I have a single table of data with an ID and a EventDate column The date records are from 01/01/1960 to date. I need to know how many IDs do not have a date record/recorded after 01/01/2022
My theory on this is to find any ID with a date after 01/01/2022, and then exclude these IDs, to leave the IDs with NO date
However, I'm not sure how to exclude within the same table using the same field of data
This is my query to find all the IDs that have a date after 01/01/2022
SELECT id, eventdate FROM table WHERE eventdate >= '01/01/2022'
I can't search using NOT as this just gives me the IDs before the date, which may also have records after the date.
SELECT id, eventdate FROM table WHERE ( not ( eventdate >= '01/01/2022' ) or eventdate is null)
How should I construct this query to exclude the IDs within the date period, to leave the IDs with no date recorded?
My SQL is written in Excel VBA and connected to PostGreSQl.
Table
ID | eventdate
1 | 28/12/2023
2 | 27/08/2024
3 | 12/05/2022
What you said translates directly from human to SQL not in
: demo
select count(distinct id) --"I need to know how many IDs"
from your_table
where id not in ( --"do not have a date record"
select id
from your_table
where eventdate>'01/01/2022');--"recorded after 01/01/2022"

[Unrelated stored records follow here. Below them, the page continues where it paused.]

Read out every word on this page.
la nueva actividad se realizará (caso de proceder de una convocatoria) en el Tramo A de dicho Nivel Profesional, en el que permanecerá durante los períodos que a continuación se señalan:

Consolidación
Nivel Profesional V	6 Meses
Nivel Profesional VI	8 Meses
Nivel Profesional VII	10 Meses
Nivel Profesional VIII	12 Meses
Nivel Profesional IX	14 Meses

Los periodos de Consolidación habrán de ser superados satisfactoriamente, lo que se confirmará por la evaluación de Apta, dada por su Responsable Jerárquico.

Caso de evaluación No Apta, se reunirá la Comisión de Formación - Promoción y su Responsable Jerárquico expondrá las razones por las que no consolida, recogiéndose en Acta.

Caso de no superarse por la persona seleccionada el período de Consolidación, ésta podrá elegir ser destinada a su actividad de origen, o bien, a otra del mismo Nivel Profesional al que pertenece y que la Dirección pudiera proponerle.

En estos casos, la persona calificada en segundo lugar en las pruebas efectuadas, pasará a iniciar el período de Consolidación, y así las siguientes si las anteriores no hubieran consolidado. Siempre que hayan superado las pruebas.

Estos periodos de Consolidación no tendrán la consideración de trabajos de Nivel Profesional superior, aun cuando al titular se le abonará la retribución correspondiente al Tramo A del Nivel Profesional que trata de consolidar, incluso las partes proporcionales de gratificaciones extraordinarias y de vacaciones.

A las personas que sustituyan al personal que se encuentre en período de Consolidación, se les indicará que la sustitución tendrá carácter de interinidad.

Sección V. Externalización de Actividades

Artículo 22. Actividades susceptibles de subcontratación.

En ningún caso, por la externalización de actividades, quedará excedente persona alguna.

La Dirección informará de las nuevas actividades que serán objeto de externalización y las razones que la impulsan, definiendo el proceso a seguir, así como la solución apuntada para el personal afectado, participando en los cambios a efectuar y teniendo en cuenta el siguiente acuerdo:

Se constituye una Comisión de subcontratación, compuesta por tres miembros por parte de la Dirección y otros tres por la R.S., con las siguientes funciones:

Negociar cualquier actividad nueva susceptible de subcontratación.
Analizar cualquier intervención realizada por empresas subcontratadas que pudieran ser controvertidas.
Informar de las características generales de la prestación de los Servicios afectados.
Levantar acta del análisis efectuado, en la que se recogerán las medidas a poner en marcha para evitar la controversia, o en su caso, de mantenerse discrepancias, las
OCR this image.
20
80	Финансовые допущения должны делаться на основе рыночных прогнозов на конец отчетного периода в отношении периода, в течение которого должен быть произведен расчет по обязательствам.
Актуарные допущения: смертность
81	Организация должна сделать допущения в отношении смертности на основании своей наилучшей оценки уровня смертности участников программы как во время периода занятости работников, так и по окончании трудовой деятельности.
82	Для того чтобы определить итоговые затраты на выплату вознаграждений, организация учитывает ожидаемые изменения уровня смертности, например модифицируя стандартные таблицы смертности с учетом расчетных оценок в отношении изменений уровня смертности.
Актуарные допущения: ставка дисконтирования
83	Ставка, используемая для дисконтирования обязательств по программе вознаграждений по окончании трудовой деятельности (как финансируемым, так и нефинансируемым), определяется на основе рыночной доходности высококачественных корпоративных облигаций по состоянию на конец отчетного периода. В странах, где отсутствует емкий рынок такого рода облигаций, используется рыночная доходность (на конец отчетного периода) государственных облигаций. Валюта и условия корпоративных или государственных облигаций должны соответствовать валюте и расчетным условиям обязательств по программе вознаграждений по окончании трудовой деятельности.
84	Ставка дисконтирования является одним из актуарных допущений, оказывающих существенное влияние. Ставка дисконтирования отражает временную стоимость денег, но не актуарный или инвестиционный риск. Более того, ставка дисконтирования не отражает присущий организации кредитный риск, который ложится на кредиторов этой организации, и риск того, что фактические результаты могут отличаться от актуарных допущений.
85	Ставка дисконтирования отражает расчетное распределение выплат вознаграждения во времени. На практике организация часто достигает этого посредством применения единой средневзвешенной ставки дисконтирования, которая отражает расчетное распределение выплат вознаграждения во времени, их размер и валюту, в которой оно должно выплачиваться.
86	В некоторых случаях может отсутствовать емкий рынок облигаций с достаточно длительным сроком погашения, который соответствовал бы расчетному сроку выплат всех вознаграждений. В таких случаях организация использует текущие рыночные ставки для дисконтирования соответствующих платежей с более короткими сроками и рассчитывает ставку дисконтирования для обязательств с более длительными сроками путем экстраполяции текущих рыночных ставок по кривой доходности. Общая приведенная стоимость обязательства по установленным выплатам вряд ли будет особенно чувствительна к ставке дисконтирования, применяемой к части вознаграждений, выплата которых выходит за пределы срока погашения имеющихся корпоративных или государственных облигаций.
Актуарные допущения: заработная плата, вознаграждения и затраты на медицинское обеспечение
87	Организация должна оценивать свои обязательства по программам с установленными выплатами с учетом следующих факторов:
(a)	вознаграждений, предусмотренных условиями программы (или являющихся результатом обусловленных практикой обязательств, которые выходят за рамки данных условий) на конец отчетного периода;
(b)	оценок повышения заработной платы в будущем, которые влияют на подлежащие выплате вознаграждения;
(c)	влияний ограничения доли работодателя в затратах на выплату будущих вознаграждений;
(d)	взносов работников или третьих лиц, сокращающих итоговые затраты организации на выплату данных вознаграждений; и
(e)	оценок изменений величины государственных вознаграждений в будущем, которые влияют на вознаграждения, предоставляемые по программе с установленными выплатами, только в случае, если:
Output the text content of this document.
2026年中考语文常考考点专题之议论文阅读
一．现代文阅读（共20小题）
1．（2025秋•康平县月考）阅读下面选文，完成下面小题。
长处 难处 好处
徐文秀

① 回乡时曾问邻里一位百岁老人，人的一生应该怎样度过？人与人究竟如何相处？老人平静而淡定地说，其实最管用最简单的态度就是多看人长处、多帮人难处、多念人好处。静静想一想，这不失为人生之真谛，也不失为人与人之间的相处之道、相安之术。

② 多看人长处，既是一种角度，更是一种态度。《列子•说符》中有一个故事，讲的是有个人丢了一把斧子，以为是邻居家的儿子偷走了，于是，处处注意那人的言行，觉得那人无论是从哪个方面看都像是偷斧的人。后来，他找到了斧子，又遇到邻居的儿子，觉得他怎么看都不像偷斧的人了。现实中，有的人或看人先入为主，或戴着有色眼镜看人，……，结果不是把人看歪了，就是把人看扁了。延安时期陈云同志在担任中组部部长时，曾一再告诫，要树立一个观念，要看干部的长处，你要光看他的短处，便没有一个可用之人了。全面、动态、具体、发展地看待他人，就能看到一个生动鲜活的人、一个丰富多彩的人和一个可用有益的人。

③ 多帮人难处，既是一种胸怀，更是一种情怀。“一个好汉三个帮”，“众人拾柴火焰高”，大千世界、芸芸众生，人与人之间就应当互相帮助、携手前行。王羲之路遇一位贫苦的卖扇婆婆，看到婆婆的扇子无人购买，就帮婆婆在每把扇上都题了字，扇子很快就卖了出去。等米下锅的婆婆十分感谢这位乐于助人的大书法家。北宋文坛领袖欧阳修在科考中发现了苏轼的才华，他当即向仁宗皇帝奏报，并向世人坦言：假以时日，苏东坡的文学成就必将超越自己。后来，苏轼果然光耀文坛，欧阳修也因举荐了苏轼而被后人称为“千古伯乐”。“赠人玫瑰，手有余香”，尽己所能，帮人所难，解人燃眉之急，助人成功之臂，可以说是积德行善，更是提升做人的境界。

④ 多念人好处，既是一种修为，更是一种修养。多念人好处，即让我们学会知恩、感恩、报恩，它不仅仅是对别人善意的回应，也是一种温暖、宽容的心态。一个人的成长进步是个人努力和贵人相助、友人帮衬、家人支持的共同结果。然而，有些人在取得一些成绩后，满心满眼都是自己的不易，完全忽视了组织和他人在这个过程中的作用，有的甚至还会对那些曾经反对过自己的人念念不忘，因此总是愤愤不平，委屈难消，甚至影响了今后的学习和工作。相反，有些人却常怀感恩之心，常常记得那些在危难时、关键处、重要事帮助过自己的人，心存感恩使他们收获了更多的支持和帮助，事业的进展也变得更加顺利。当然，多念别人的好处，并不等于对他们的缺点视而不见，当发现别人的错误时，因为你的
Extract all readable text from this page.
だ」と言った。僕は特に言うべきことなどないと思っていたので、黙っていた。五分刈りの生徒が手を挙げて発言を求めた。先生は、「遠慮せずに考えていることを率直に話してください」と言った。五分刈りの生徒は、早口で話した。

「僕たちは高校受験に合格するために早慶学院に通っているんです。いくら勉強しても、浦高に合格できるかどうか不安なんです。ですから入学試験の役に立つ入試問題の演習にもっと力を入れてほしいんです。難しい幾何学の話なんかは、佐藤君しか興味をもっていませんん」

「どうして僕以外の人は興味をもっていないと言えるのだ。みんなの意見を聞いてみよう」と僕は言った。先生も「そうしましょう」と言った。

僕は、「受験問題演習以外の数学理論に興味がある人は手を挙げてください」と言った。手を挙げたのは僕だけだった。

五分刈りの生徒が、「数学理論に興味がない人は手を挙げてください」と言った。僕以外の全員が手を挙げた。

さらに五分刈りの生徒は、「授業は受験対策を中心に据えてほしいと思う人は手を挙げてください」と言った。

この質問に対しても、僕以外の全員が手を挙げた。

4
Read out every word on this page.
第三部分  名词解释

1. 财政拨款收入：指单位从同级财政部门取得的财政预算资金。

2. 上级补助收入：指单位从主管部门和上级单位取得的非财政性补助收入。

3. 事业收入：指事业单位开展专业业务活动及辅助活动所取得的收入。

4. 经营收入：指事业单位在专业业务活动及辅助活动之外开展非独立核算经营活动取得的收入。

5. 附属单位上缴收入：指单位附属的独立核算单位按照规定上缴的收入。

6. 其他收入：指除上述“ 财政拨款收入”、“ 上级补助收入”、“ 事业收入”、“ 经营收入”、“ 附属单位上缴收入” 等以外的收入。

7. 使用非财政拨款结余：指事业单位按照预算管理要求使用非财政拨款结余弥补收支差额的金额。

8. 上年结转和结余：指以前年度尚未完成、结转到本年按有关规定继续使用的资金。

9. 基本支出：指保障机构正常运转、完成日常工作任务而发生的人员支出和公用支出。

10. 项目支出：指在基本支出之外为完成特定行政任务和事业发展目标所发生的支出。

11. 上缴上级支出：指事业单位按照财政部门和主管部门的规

Be sure to add an index to speed things up:
create index on your_table(eventdate)include(id);
This will get you an index-only scan plan for the subquery because the index contains everything the query needs to check against, so it won't have to pay heap any expensive visits at all.
The demo shows more ways to achieve the same thing, including a full index-only setup for the above (two symmetric indexes scanned against each other, zero heap fetches), except
, not exists
, an anti-join, and a simple subtraction:
select (select count(distinct id) from your_table)
-(select count(distinct id) from your_table
where eventdate>'01/01/2022');